İşte bu daha çok beklenmedikti.
"Ne?" dedim mümkünmüş gibi daha da şaşırarak. "Sen ciddi misin?"
"Evet," dedi Darrel eğlenerek. "Verdiğin tepkiden bunu daha önce hiç yapmadığını varsayıyorum."
"Evet, bu benim için yeni bir şey işte," dedim piste doğru ilerlediğimiz esnada. "Ama bekle, bunun güvenli olduğuna emin misin? Hatta yasal olduğuna? Çünkü bu bana hiç mantıklı bir iş gibi gelmedi."
Darrel söylediğime güldü. "Bunun mantıklı değil eğlenceli olması gerekiyor zaten. Ve güven bana, bu kesinlikle yasal. Şimdi biraz rahatla çünkü bunu çok seveceksin."
"Sen öyle diyorsan..."
Tam o sırada arkamızdan "Darrel!" diye bir kız sesi duyduğumda
Darrel'la ikimiz de arkamızı döndük; benden biraz kısa, kızıl saçlı bir kız gülerek Darrel'a sarıldığında Darrel da kısaca ona sarıldı. O esnada ben de bu kızın kim olduğuna dair tahminler yürütmeye çalışıyordum. Kızın kollarında boydan boya dövmeler vardı ve burnuyla göbeğinde piercingler... Geri çekildiğinde bebeksi bir yüzü olduğunu gördüm.
"Uzun zaman oldu," dedi kız. "Hiç dönmeyeceksin sandık, kendini özlettin."
"Son zamanlarda biraz yoğundum Jane," dedi Darrel etrafa bakarak. "John yok mu?"
"Burada o da," dedi Jane.

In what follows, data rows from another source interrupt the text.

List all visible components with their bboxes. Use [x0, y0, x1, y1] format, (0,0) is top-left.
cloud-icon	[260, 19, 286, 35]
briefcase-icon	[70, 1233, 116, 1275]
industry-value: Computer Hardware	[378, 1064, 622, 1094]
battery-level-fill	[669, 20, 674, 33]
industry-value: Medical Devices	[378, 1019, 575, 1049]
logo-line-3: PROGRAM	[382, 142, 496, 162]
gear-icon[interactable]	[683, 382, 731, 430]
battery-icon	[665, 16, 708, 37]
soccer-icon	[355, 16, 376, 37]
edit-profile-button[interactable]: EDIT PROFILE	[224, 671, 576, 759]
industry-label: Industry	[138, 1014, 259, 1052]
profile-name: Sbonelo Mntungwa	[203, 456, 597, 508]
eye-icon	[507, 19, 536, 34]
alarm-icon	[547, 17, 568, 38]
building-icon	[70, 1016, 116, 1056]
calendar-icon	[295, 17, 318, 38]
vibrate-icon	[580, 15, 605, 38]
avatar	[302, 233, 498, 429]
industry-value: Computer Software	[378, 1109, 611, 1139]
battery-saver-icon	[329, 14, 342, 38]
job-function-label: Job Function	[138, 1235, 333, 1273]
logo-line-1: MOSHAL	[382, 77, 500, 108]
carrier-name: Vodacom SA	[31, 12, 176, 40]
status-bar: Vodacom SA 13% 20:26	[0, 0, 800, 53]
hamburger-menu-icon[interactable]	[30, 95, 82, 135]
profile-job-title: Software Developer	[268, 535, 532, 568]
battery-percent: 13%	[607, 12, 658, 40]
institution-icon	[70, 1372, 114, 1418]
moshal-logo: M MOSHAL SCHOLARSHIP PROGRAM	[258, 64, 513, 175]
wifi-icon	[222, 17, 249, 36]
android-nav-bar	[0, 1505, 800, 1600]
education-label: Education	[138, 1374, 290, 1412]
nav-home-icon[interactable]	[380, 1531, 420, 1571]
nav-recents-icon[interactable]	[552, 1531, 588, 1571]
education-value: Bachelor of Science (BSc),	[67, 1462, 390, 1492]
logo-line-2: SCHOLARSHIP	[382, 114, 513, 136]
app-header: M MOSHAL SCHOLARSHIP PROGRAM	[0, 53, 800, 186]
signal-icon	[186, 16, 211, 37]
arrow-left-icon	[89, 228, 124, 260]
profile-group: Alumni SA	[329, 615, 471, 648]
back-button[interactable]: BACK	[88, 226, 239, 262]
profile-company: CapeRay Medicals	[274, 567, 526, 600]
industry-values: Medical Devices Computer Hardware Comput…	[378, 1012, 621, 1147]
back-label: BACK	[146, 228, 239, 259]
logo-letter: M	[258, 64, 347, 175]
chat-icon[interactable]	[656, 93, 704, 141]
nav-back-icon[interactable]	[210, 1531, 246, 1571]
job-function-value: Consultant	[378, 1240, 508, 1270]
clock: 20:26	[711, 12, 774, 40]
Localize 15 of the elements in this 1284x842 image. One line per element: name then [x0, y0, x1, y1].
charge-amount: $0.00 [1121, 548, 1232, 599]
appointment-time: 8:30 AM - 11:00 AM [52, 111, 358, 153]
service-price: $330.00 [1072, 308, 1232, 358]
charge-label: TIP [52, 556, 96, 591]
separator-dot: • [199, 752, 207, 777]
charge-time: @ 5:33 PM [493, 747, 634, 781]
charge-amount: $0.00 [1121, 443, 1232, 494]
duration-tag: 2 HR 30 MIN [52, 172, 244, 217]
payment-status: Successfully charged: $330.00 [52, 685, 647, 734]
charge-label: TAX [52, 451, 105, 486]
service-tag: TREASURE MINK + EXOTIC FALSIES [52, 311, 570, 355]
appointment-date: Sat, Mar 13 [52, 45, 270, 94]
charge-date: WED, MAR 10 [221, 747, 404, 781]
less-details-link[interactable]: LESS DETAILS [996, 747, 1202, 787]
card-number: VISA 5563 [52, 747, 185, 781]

Sonra varlığımı fark edip yüzünde oluşan şaşkınlık ve sıcak bir gülümsemeyle bana döndü. "Ben Jane bu arada. Şaşkınlığımı bağışla çünkü Darrel buraya ilk defa yanında bir kızla geliyor."
Darrel Jane'in ispiyonculuğu karşısında gülerek başını iki yana salladı. Gülümseyerek Jane'in uzattığı eli sıktım. "Melissa ben de, memnun oldum."
"Ne güzel bir isim," dedi Jane ve bu cümlenin getirdiği deja vu hissi midemde bir şeylerin tepetaklak olmasına sebep oldu. Sen iyice çıldırdın Melisa.
O sırada yanımıza gelen uzun boylu bir erkek, "Öldün sandık dostum," dedi Darrel'a. Onun da kolları Jane gibi dövmelerle kaplıydı, sanırım bu bahsi geçen John'du.
"Sizi hayal kırıklığına uğrattığım için üzgünüm," dedi Darrel sırıtarak, ikisi gülerek sarıldılar.
"Uzun zamandır yoktun ve şimdi yanında şans meleğinle gelmişsin," dedi John bakışlarını bana çevirerek. "Tanıştığıma çok memnun oldum, ben John."
"Melissa," dedim elini sıkarak.
John tekrar Darrel'a döndü. "Arayı bu kadar açtığına göre UCLA kıçını bırakmıyor olmalı."
Darrel güldü. "Onun gibi bir şey."
"Pekâlâ, bir dahakine arayı bu kadar açma dostum," dedi John. "Yarış birazdan başlıyor, size bol şans." Jane de bize şans diledikten sonra yanımızdan ayrıldılar.
Tatlı insanlardı.
"Senin de ilk seferin olmaması içimi rahatlattı," dedim eğlenerek Darrel'a bakarak.
ŞİMDİ OKUDUĞUN
SON YAZ | Kısa Hikaye
Short StoryMelisa, üniversite üçüncü sınıfının yazında üç aylığına çalışmak ve gezmek için Amerika'ya gider. Mezun olmadan önceki rahat geçirebileceği son yazı olduğunu düşünenen Melisa'nın tek amacı biraz eğlenmek ve kendi başına bir şeyler yapabileceğini gör...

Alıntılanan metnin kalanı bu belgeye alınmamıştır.